Thu May 8 15:25:18 UTC 2014

Marian Marinov wrote:
> On 05/07/2014 08:15 PM, Dwight Engen wrote:
> >On Tue, 06 May 2014 14:40:55 +0300
> >Marian Marinov <mm at yuhu.biz> wrote:
> >
> >>On 04/23/2014 03:49 PM, Dwight Engen wrote:
> >>>On Wed, 23 Apr 2014 09:07:28 +0300
> >>>Marian Marinov <mm at yuhu.biz> wrote:
> >>>
> >>>>On 04/22/2014 11:05 PM, Richard Davies wrote:
> >>>>>Dwight Engen wrote:
> >>>>>>Richard Davies wrote:
> >>>>>>>Vladimir Davydov wrote:
> >>>>>>>>In short, kmem limiting for memory cgroups is currently broken.
> >>>>>>>>Do not use it. We are working on making it usable though.
> >>>>>...
> >>>>>>>What is the best mechanism available today, until kmem limits
> >>>>>>>mature?
> >>>>>>>
> >>>>>>>RLIMIT_NPROC exists but is per-user, not per-container.
> >>>>>>>
> >>>>>>>Perhaps there is an up-to-date task counter patchset or similar?
> >>>>>>
> >>>>>>I updated Frederic's task counter patches and included Max
> >>>>>>Kellermann's fork limiter here:
> >>>>>>
> >>>>>>http://thread.gmane.org/gmane.linux.kernel.containers/27212
> >>>>>>
> >>>>>>I can send you a more recent patchset (against 3.13.10) if you
> >>>>>>would find it useful.
> >>>>>
> >>>>>Yes please, I would be interested in that. Ideally even against
> >>>>>3.14.1 if you have that too.
> >>>>
> >>>>Dwight, do you have these patches in any public repo?
> >>>>
> >>>>I would like to test them also.
> >>>
> >>>Hi Marian, I put the patches against 3.13.11 and 3.14.1 up at:
> >>>
> >>>git://github.com/dwengen/linux.git cpuacct-task-limit-3.13
> >>>git://github.com/dwengen/linux.git cpuacct-task-limit-3.14
> >>>
> >>Guys I tested the patches with 3.12.16. However I see a problem with
> >>them.
> >>
> >>Trying to set the limit to a cgroup which already have processes in
> >>it does not work:
> >
> >This is a similar check/limitation to the one for kmem in memcg, and is
> >done here to keep the res_counters consistent and from going negative.
> >It could probably be relaxed slightly by using res_counter_set_limit()
> >instead, but you would still need to initially set a limit before
> >adding tasks to the group.
> 
> I have removed the check entirely and still receive the EBUSY... I
> just don't understand what is returning it. If you have any
> pointers, I would be happy to take a look.
> 
> I'll look at set_limit(), thanks for pointing that one.
> 
> What I'm proposing is the following checks:
> 
>     if (val > RES_COUNTER_MAX || val < 0)
>         return -EBUSY;
>     if (val != 0 && val <= cgroup_task_count(cgrp))
>         return -EBUSY;
> 
>     res_counter_write_u64(&ca->task_limit, type, val);
> 
> This way we ensure that val is within the limits > 0 and <
> RES_COUNTER_MAX. And also allow only values of 0 or greater then the
> current task count.

I have also noticed that I can't change many different cgroup limits while
there are tasks running in the cgroup - not just cpuacct.task_limit, but
also kmem and even normal memory.limit_in_bytes

I would like to be able to change all of these limits, as long as the new
limit is greater than the actual current use.

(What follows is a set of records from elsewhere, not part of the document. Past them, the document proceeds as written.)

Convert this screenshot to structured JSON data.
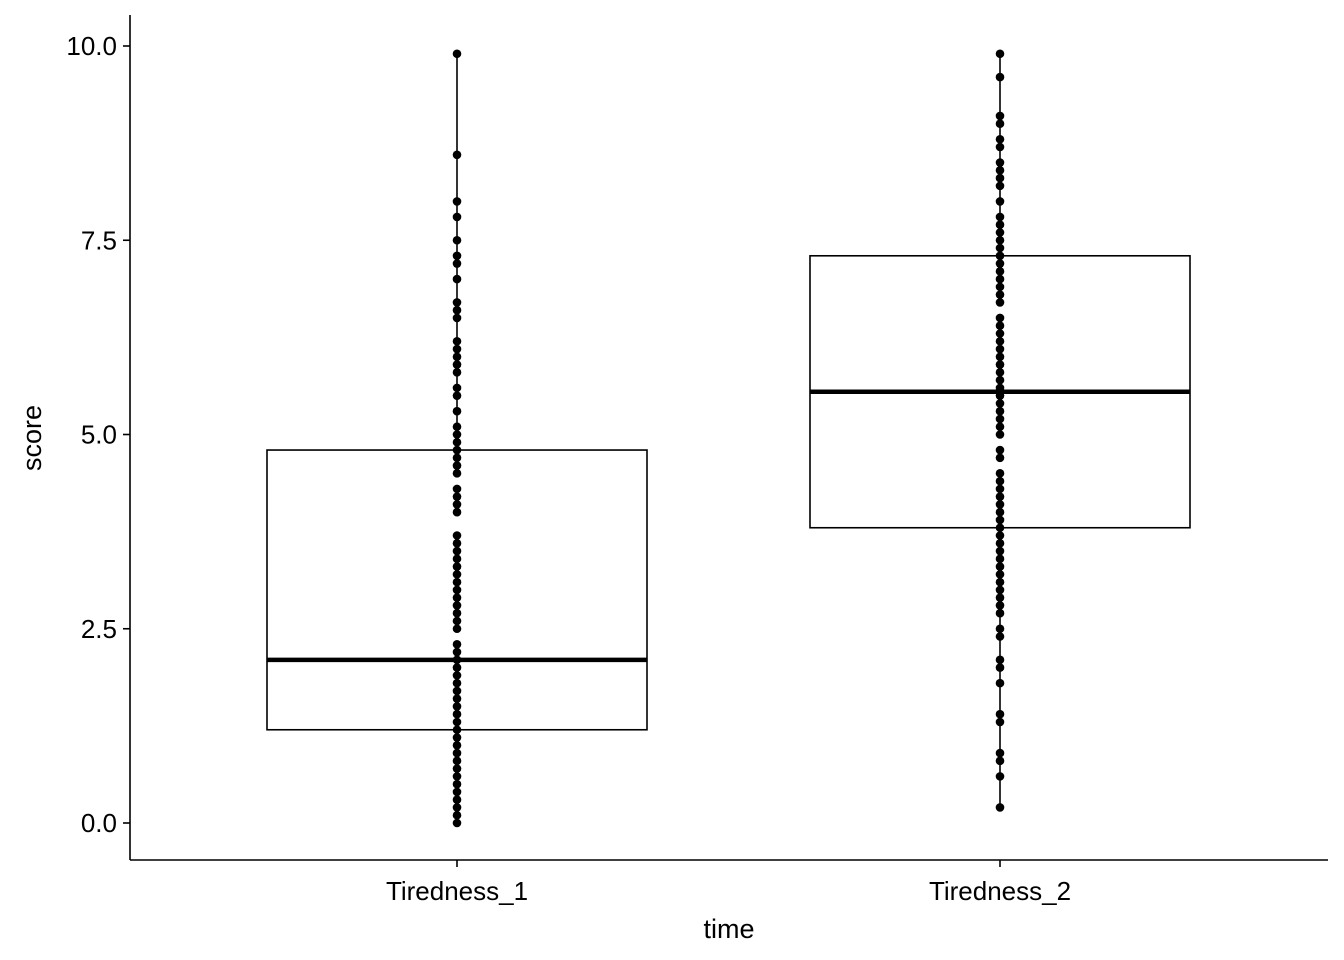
{
  "chart_data": {
    "type": "box",
    "xlabel": "time",
    "ylabel": "score",
    "ylim": [
      -0.45,
      10.4
    ],
    "yticks": [
      0.0,
      2.5,
      5.0,
      7.5,
      10.0
    ],
    "ytick_labels": [
      "0.0",
      "2.5",
      "5.0",
      "7.5",
      "10.0"
    ],
    "categories": [
      "Tiredness_1",
      "Tiredness_2"
    ],
    "grid": false,
    "legend": "none",
    "colors": {
      "ink": "#000000",
      "background": "#ffffff"
    },
    "boxes": [
      {
        "category": "Tiredness_1",
        "q1": 1.2,
        "median": 2.1,
        "q3": 4.8,
        "whisker_low": 0.0,
        "whisker_high": 9.9
      },
      {
        "category": "Tiredness_2",
        "q1": 3.8,
        "median": 5.55,
        "q3": 7.3,
        "whisker_low": 0.2,
        "whisker_high": 9.9
      }
    ],
    "points": [
      {
        "category": "Tiredness_1",
        "values": [
          0.0,
          0.1,
          0.2,
          0.3,
          0.4,
          0.5,
          0.6,
          0.7,
          0.8,
          0.9,
          1.0,
          1.1,
          1.2,
          1.3,
          1.4,
          1.5,
          1.6,
          1.7,
          1.8,
          1.9,
          2.0,
          2.1,
          2.2,
          2.3,
          2.5,
          2.6,
          2.7,
          2.8,
          2.9,
          3.0,
          3.1,
          3.2,
          3.3,
          3.4,
          3.5,
          3.6,
          3.7,
          4.0,
          4.1,
          4.2,
          4.3,
          4.5,
          4.6,
          4.7,
          4.8,
          4.9,
          5.0,
          5.1,
          5.3,
          5.5,
          5.6,
          5.8,
          5.9,
          6.0,
          6.1,
          6.2,
          6.5,
          6.6,
          6.7,
          7.0,
          7.2,
          7.3,
          7.5,
          7.8,
          8.0,
          8.6,
          9.9
        ]
      },
      {
        "category": "Tiredness_2",
        "values": [
          0.2,
          0.6,
          0.8,
          0.9,
          1.3,
          1.4,
          1.8,
          2.0,
          2.1,
          2.4,
          2.5,
          2.7,
          2.8,
          2.9,
          3.0,
          3.1,
          3.2,
          3.3,
          3.4,
          3.5,
          3.6,
          3.7,
          3.8,
          3.9,
          4.0,
          4.1,
          4.2,
          4.3,
          4.4,
          4.5,
          4.7,
          4.8,
          5.0,
          5.1,
          5.2,
          5.3,
          5.4,
          5.5,
          5.6,
          5.7,
          5.8,
          5.9,
          6.0,
          6.1,
          6.2,
          6.3,
          6.4,
          6.5,
          6.7,
          6.8,
          6.9,
          7.0,
          7.1,
          7.2,
          7.3,
          7.4,
          7.5,
          7.6,
          7.7,
          7.8,
          8.0,
          8.2,
          8.3,
          8.4,
          8.5,
          8.7,
          8.8,
          9.0,
          9.1,
          9.6,
          9.9
        ]
      }
    ]
  }
}
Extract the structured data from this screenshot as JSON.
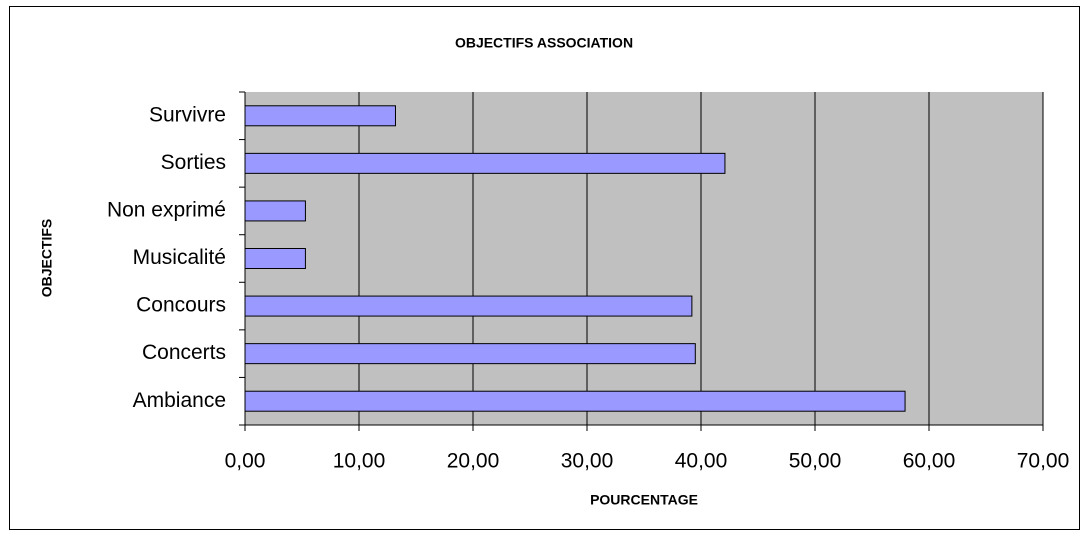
{
  "chart_data": {
    "type": "bar",
    "orientation": "horizontal",
    "title": "OBJECTIFS ASSOCIATION",
    "x_label": "POURCENTAGE",
    "y_label": "OBJECTIFS",
    "categories": [
      "Survivre",
      "Sorties",
      "Non exprimé",
      "Musicalité",
      "Concours",
      "Concerts",
      "Ambiance"
    ],
    "values": [
      13.2,
      42.1,
      5.3,
      5.3,
      39.2,
      39.5,
      57.9
    ],
    "color": "#9999ff",
    "xlim": [
      0,
      70
    ],
    "xticks": [
      {
        "value": 0,
        "label": "0,00"
      },
      {
        "value": 10,
        "label": "10,00"
      },
      {
        "value": 20,
        "label": "20,00"
      },
      {
        "value": 30,
        "label": "30,00"
      },
      {
        "value": 40,
        "label": "40,00"
      },
      {
        "value": 50,
        "label": "50,00"
      },
      {
        "value": 60,
        "label": "60,00"
      },
      {
        "value": 70,
        "label": "70,00"
      }
    ],
    "grid": true
  }
}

Could a method like this be used for all of the others too?

Richard.

> >>[root at sp2 lxc]# echo 50 > cpuacct.task_limit
> >>-bash: echo: write error: Device or resource busy
> >>[root at sp2 lxc]# echo 0 > cpuacct.task_limit
> >>-bash: echo: write error: Device or resource busy
> >>[root at sp2 lxc]#
> >>
> >>I have even tried to remove this check:
> >>+               if (cgroup_task_count(cgrp)
> >>|| !list_empty(&cgrp->children))
> >>+                       return -EBUSY;
> >>But still give me 'Device or resource busy'.
> >>
> >>Any pointers of why is this happening ?
> >>
> >>Marian